Sir Richard Branson's expansion into the NHS could falter next week when his bid to run children's health and social care services in Devon is challenged at the High Court.
Virgin Care Ltd was controversially named as the preferred bidder to run Devon’s integrated children’s services in July this year by the NHS Devon, Plymouth and Torbay Primary Care Trusts cluster and Devon County Council.
Lawyers acting for a mother whose disabled children use the health and social care services are seeking a judicial review on the grounds that the council and primary care trusts failed to properly assess the impact of the move into the private sector on vulnerable young people reliant on the services.
Virgin saw off two other bids to secure the £132m three year contract to run all frontline children’s including mental health care, school nursing, health visitors and services for children with disabilities and long-term health conditions.
The application for judicial review, which will be heard next Monday and Tuesday, will allege that health and council leaders failed to carry out an impact assessment as required under the Equality Act 2010.
The Devon PCT cluster has always insisted that the transfer of services to Virgin will have no impact on patients as it merely a change of management.
But lawyers at Deighton Pierce Glynn, the firm acting for the mother, will argue that all management changes inevitably have an impact and the must be properly assessed to ensure vulnerable people do not suffer detriment.
The deal, if it goes ahead, will see Virgin Care take over around 1,100 staff employed by NHS Devon and Devon county council from March 2013, and care for as many as 2,400 children. Virgin will also be responsible for providing complex services for children with eating disorders and substance misuse issues, as well as a low security mental health unit, social services and psychotherapy – everything apart from child protection.
The services were put out to tender following the Labour government’s national Transforming Community Services directive in 2009, banning PCTs, which are soon to be abolished, from providing services directly.

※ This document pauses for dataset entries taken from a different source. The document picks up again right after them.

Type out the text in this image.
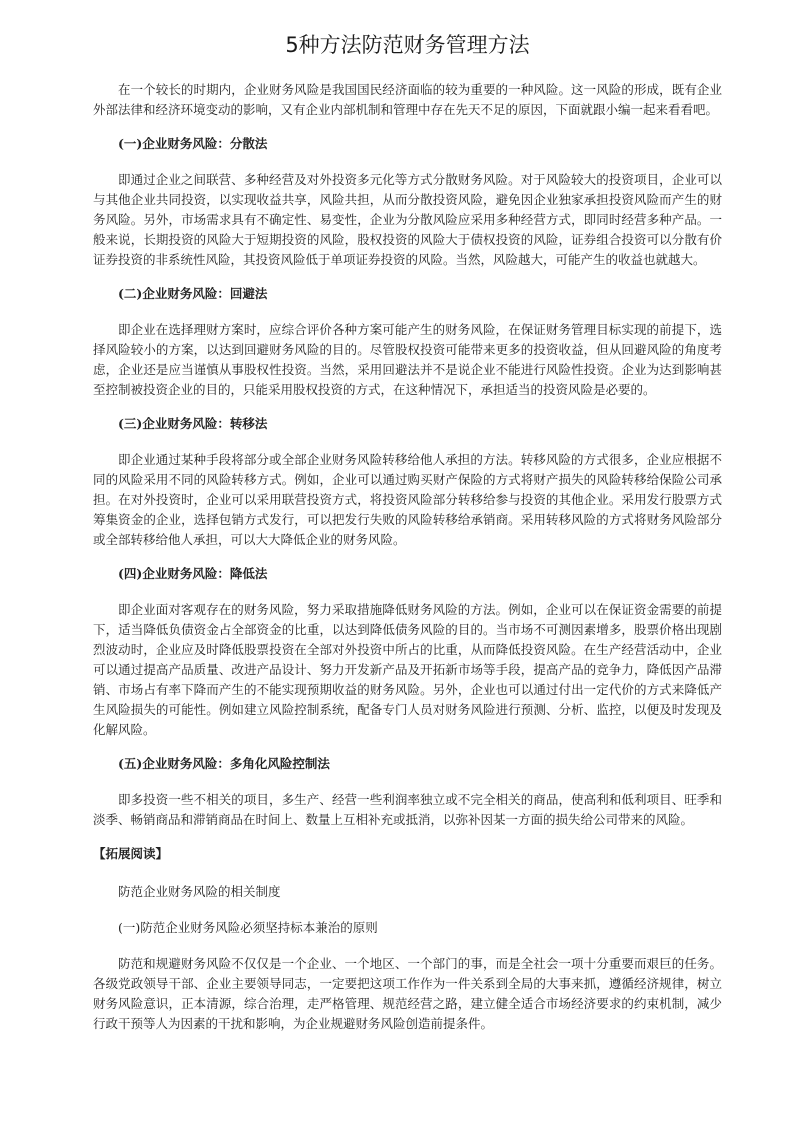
5种方法防范财务管理方法

在一个较长的时期内，企业财务风险是我国国民经济面临的较为重要的一种风险。这一风险的形成，既有企业外部法律和经济环境变动的影响，又有企业内部机制和管理中存在先天不足的原因，下面就跟小编一起来看看吧。

(一)企业财务风险：分散法

即通过企业之间联营、多种经营及对外投资多元化等方式分散财务风险。对于风险较大的投资项目，企业可以与其他企业共同投资，以实现收益共享，风险共担，从而分散投资风险，避免因企业独家承担投资风险而产生的财务风险。另外，市场需求具有不确定性、易变性，企业为分散风险应采用多种经营方式，即同时经营多种产品。一般来说，长期投资的风险大于短期投资的风险，股权投资的风险大于债权投资的风险，证券组合投资可以分散有价证券投资的非系统性风险，其投资风险低于单项证券投资的风险。当然，风险越大，可能产生的收益也就越大。

(二)企业财务风险：回避法

即企业在选择理财方案时，应综合评价各种方案可能产生的财务风险，在保证财务管理目标实现的前提下，选择风险较小的方案，以达到回避财务风险的目的。尽管股权投资可能带来更多的投资收益，但从回避风险的角度考虑，企业还是应当谨慎从事股权性投资。当然，采用回避法并不是说企业不能进行风险性投资。企业为达到影响甚至控制被投资企业的目的，只能采用股权投资的方式，在这种情况下，承担适当的投资风险是必要的。

(三)企业财务风险：转移法

即企业通过某种手段将部分或全部企业财务风险转移给他人承担的方法。转移风险的方式很多，企业应根据不同的风险采用不同的风险转移方式。例如，企业可以通过购买财产保险的方式将财产损失的风险转移给保险公司承担。在对外投资时，企业可以采用联营投资方式，将投资风险部分转移给参与投资的其他企业。采用发行股票方式筹集资金的企业，选择包销方式发行，可以把发行失败的风险转移给承销商。采用转移风险的方式将财务风险部分或全部转移给他人承担，可以大大降低企业的财务风险。

(四)企业财务风险：降低法

即企业面对客观存在的财务风险，努力采取措施降低财务风险的方法。例如，企业可以在保证资金需要的前提下，适当降低负债资金占全部资金的比重，以达到降低债务风险的目的。当市场不可测因素增多，股票价格出现剧烈波动时，企业应及时降低股票投资在全部对外投资中所占的比重，从而降低投资风险。在生产经营活动中，企业可以通过提高产品质量、改进产品设计、努力开发新产品及开拓新市场等手段，提高产品的竞争力，降低因产品滞销、市场占有率下降而产生的不能实现预期收益的财务风险。另外，企业也可以通过付出一定代价的方式来降低产生风险损失的可能性。例如建立风险控制系统，配备专门人员对财务风险进行预测、分析、监控，以便及时发现及化解风险。

(五)企业财务风险：多角化风险控制法

即多投资一些不相关的项目，多生产、经营一些利润率独立或不完全相关的商品，使高利和低利项目、旺季和淡季、畅销商品和滞销商品在时间上、数量上互相补充或抵消，以弥补因某一方面的损失给公司带来的风险。

【拓展阅读】

防范企业财务风险的相关制度

(一)防范企业财务风险必须坚持标本兼治的原则

防范和规避财务风险不仅仅是一个企业、一个地区、一个部门的事，而是全社会一项十分重要而艰巨的任务。各级党政领导干部、企业主要领导同志，一定要把这项工作作为一件关系到全局的大事来抓，遵循经济规律，树立财务风险意识，正本清源，综合治理，走严格管理、规范经营之路，建立健全适合市场经济要求的约束机制，减少行政干预等人为因素的干扰和影响，为企业规避财务风险创造前提条件。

Solicitor Adam Hundt, representing the mother who has been granted anonymity, said: “This is a service for one of the most vulnerable groups in society and they are going to a company with no established track record in this area.
“Extra care needs to be taken to assess the impact of this move, particularly when you are introducing the profit motive. It is not good enough to say there will be no impact.
Virgin has expanded fast in England since 2006 and currently provides 120 community and intermediary health services such as GP surgeries, sexual health clinics to neurological services. Its biggest single NHS contract is worth £500m for which it provides all community health services including diabetes care, sexual health services, prison healthcare, community nurses and end of life care across two parts of Surrey.
Its latest victory came last month when NHS Dorset named Virgin as preferred provider of medical and community services at Lyme Regis medical centre in a contract worth up to £8.5m over five years.
A spokesman for Virgin Care, Russell Elliott, told The Independent that the company had a proven track record in caring for children as it had been running health centres, out of hour clinics, walk in centres and minor injury units for six years. Mr Elliott said the company had been providing services for children with complex needs in Surrey for seven months.
Rebecca Harriott, director of commissioning development for the Devon cluster, said: “We firmly believe that there is no case to answer and will strongly defend the action. We are continuing to progress the current process to award a final contract and transfer staff by 31 March 2013.”